Жизнь Льва Толстого. Опыт прочтения (Зорин) - страница 90

В Заключении своей книги Толстой размышлял о причинах превращения обычных молодых людей с симпатичными открытыми лицами в профессиональных убийц, готовых стрелять в себе подобных. Решающую роль в этой страшной метаморфозе играло, по его мнению, универсальное социальное лицемерие, убеждающее людей, что насилие необходимо и оправдано общим порядком мироустройства. Толстой признавал, что не каждый человек способен всегда следовать голосу совести, но не следует по крайней мере обманывать себя насчет причин и следствий своих поступков. Искренность перед собой должна стать первым шагом к нравственному возрождению. Человек, впустивший в себя царство Божие, в дальнейшем почувствует себя вынужденным жить по его законам.

Отдавать такой труд в цензуру было бы бессмысленно. Завершив книгу в 1893 году, Толстой сразу отправил ее за границу для перевода и публикации в оригинале. Цензурные правила, применявшиеся к книгам на иностранных языках, были мягче, поскольку их аудитория неизбежно ограничивалась образованными сословиями, но на этот раз русские цензоры немедленно запретили ввоз даже французского перевода «самой вредной книги из всех, которые ей когда-нибудь пришлось запрещать» (ПСС, XXVIII, 366). Конечно, остановить распространение трактата это не могло.

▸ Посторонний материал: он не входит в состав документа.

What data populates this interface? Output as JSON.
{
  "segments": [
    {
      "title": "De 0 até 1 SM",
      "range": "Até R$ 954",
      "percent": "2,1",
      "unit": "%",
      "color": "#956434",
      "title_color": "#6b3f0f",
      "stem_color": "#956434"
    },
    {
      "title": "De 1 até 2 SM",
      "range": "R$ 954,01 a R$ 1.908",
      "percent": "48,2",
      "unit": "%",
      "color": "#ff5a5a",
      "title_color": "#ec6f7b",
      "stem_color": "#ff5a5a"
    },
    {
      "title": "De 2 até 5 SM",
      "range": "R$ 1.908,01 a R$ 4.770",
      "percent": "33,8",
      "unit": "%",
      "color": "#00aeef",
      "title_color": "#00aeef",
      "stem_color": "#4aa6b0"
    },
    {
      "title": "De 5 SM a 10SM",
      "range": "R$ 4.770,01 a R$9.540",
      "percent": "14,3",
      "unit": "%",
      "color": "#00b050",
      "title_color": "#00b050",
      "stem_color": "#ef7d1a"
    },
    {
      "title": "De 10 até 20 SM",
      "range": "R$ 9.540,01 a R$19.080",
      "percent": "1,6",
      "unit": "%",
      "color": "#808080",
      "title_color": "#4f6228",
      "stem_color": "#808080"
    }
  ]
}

Самому Толстому жизнь по законам царствия Божьего давалась тяжело. В сентябре 1891 года после долгих споров он убедил Софью Андреевну опубликовать заявление с отказом от авторских прав на его произведения, написанные после 1881 года – времени его религиозного обращения. Все предыдущие произведения, включая оба романа, оставались в ее исключительной собственности; кроме того, она могла печатать и продавать собрание сочинений мужа, хотя частично их содержание и не было защищено авторским правом. Следующей весной Толстой отказался от собственности на землю, но не передал ее крестьянам, а разделил между женой и детьми.

Этот вымученный компромисс мог бы стать основой для соглашения о разводе, однако Толстые продолжали жить в одном доме, где бывший хозяин внезапно оказался иждивенцем, не отвечающим за благополучие семьи и не имеющим права вмешиваться в возможные конфликты между домашними и крестьянами. В дневниках, письмах и разговорах Толстой постоянно жаловался на «роскошь», в которой жил.

Сегодняшнему посетителю и яснополянского, и московского домов трудно заметить эту роскошь. Оба дома выглядят скромно, а яснополянский и вовсе аскетичен и попросту мал для такой большой семьи. Толстой, однако, сравнивал себя не с людьми своего круга, а с крестьянами, теснящимися в темных избах. Относительный комфорт собственного существования казался ему невыносимым и прямо противоречащим его же учению. При его славе весь мир мог наблюдать несоответствие между его проповедью и образом жизни.